Fâché Noir contre le téléphone intelligent

Une vidéo sur YouTube, vue des millions de fois, filmée par une caméra de surveillance: On y voit une dame marcher dans un centre commercial, et toute son attention est portée sur son téléphone cellulaire. Elle envoie un texto et avance d’un bon pas, sans regarder où elle va. Devant elle, une fontaine. Elle approche. Ne lève pas les yeux. Suspense. Elle finit par tomber dans l’eau, la tête la première, et en ressort honteuse et trempée. Bien que mes parents m’aient appris à ne pas me réjouir du malheur des autres, visionner ce clip me procure à chaque fois une immense satisfaction. Dans la vie, tu marches ou t’écris. Tu fais pas les deux en même temps. Texter et rouler, c’est pire. Oui, grand trentenaire épais de la rue Marquette qui n’a pas l’air de vouloir vivre vieux, c’est à toi que je m’adresse : texter à vélo sur une rue étroite à sens unique en roulant dans le mauvais sens, la langue sortie et les cheveux au vent, C’EST MAL.

Le téléphone intelligent est tout de même un outil merveilleux. Fut un temps où, pour éviter de perdre une bonne idée, j’avais des calepins de note dans toutes les pièces de l’appartement et dans tous mes manteaux. Je ne perdais pas mes idées, certes, mais je les retrouvais trois saisons plus tard, sans me souvenir du contexte ni de la signification. Je cherche encore qu’est-ce que «modifié / ego ---> repérage / transformé» peut bien vouloir dire.    
Maintenant, je prends mes notes dans mon téléphone et en arrivant chez moi, hop, ça se transfère sur mon ordinateur comme par magie. Ça me fait gagner du temps, alors j’en profite pour me bricoler des sonneries à partir de mes chansons préférées, je cherche la parfaite alerte de texto, juste assez énergique mais pas trop dérangeante, ou encore je m’applique à détruire l’habitat naturel de méchants petits cochons coiffés de couronnes.

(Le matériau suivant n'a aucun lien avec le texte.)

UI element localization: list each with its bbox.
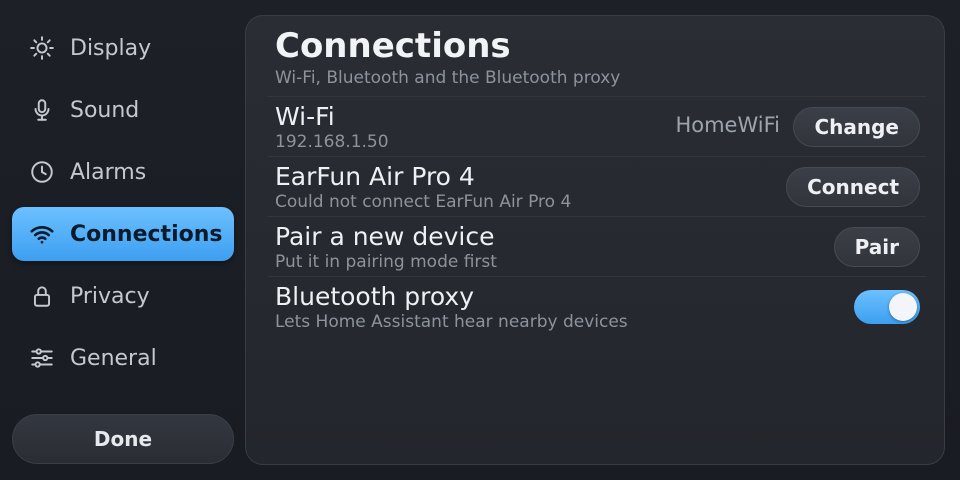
wifi-icon xyxy=(28,220,56,248)
bluetooth-proxy-toggle[interactable] xyxy=(854,290,920,324)
sidebar-item-label: General xyxy=(70,345,157,371)
proxy-description: Lets Home Assistant hear nearby devices xyxy=(275,312,628,332)
sidebar-item-connections[interactable]: Connections xyxy=(12,207,234,261)
done-button[interactable]: Done xyxy=(12,414,234,464)
wifi-ip-address: 192.168.1.50 xyxy=(275,132,389,152)
pair-row: Pair a new device Put it in pairing mode… xyxy=(268,216,926,276)
sidebar-item-label: Alarms xyxy=(70,159,147,185)
earfun-status: Could not connect EarFun Air Pro 4 xyxy=(275,192,572,212)
page-title: Connections xyxy=(275,26,511,66)
sidebar: Display Sound Alarms Connections Privacy… xyxy=(12,16,234,464)
wifi-row: Wi‑Fi 192.168.1.50 HomeWiFi Change xyxy=(268,96,926,156)
pair-title: Pair a new device xyxy=(275,222,495,251)
connections-panel: Connections Wi‑Fi, Bluetooth and the Blu… xyxy=(245,15,945,465)
sidebar-item-label: Privacy xyxy=(70,283,150,309)
sidebar-item-general[interactable]: General xyxy=(12,331,234,385)
sliders-icon xyxy=(28,344,56,372)
sidebar-item-label: Connections xyxy=(70,221,223,247)
lock-icon xyxy=(28,282,56,310)
pair-button[interactable]: Pair xyxy=(833,227,920,267)
connect-button[interactable]: Connect xyxy=(786,167,920,207)
proxy-row: Bluetooth proxy Lets Home Assistant hear… xyxy=(268,276,926,336)
change-wifi-button[interactable]: Change xyxy=(793,107,920,147)
wifi-title: Wi‑Fi xyxy=(275,102,335,131)
proxy-title: Bluetooth proxy xyxy=(275,282,475,311)
sidebar-item-label: Display xyxy=(70,35,152,61)
sidebar-item-alarms[interactable]: Alarms xyxy=(12,145,234,199)
page-subtitle: Wi‑Fi, Bluetooth and the Bluetooth proxy xyxy=(275,68,621,88)
sidebar-item-display[interactable]: Display xyxy=(12,21,234,75)
earfun-title: EarFun Air Pro 4 xyxy=(275,162,475,191)
wifi-network-name: HomeWiFi xyxy=(675,113,780,137)
earfun-row: EarFun Air Pro 4 Could not connect EarFu… xyxy=(268,156,926,216)
sun-icon xyxy=(28,34,56,62)
sidebar-item-privacy[interactable]: Privacy xyxy=(12,269,234,323)
microphone-icon xyxy=(28,96,56,124)
sidebar-item-label: Sound xyxy=(70,97,140,123)
clock-icon xyxy=(28,158,56,186)
pair-hint: Put it in pairing mode first xyxy=(275,252,497,272)
toggle-knob xyxy=(889,293,917,321)
settings-screen: Display Sound Alarms Connections Privacy… xyxy=(0,0,960,480)
sidebar-item-sound[interactable]: Sound xyxy=(12,83,234,137)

«Oui mais là, hé, ho, attends minute, t’es pas censé être fâché noir contre les téléphones intelligents, toi?» vous entends-je hurler en cassant de menus objets. Il faut donc que je précise : je n’ai rien contre mon appareil. C’est contre le vôtre que j’en ai.
Un peu comme écrire dans un agenda vous évite d’avoir à retenir des dates, on dirait que de se servir d’un téléphone intelligent vous évite de vous servir de votre intelligence. Je déteste l’habitude que vous avez d’arrêter au bout d’un escalier roulant bondé pour vérifier vos courriels pendant qu’on s’empile derrière vous. Je déteste quand, dans les toilettes publiques, vous vous géolocalisez sur facebook en urinant pendant que je patiente avec une envie pressante. Je déteste quand un ami ne peut s’empêcher de regarder son afficheur pour voir qui l’appelle au moment où je lui avoue que je dois cent mille dollars en dettes de jeu à la pègre, que j’ai envie de devenir une femme ou que je trouve le dernier album de Brigitte Boisjoli vraiment pas mauvais. Je déteste quand on me prend en photo au moment où je m’y attends le moins et que j’ai un air idiot, la bouche grande ouverte et les mains en l’air. La fonction «donner à cette photo l’apparence d’un vieux Polaroid pourri» n’y change rien.

Je vous aime, mais seulement quand votre téléphone est hors de ma vue. Vous voilà prévenus : le jour où je serai capable de faire apparaître des fontaines, vous allez être sérieusement dans le trouble.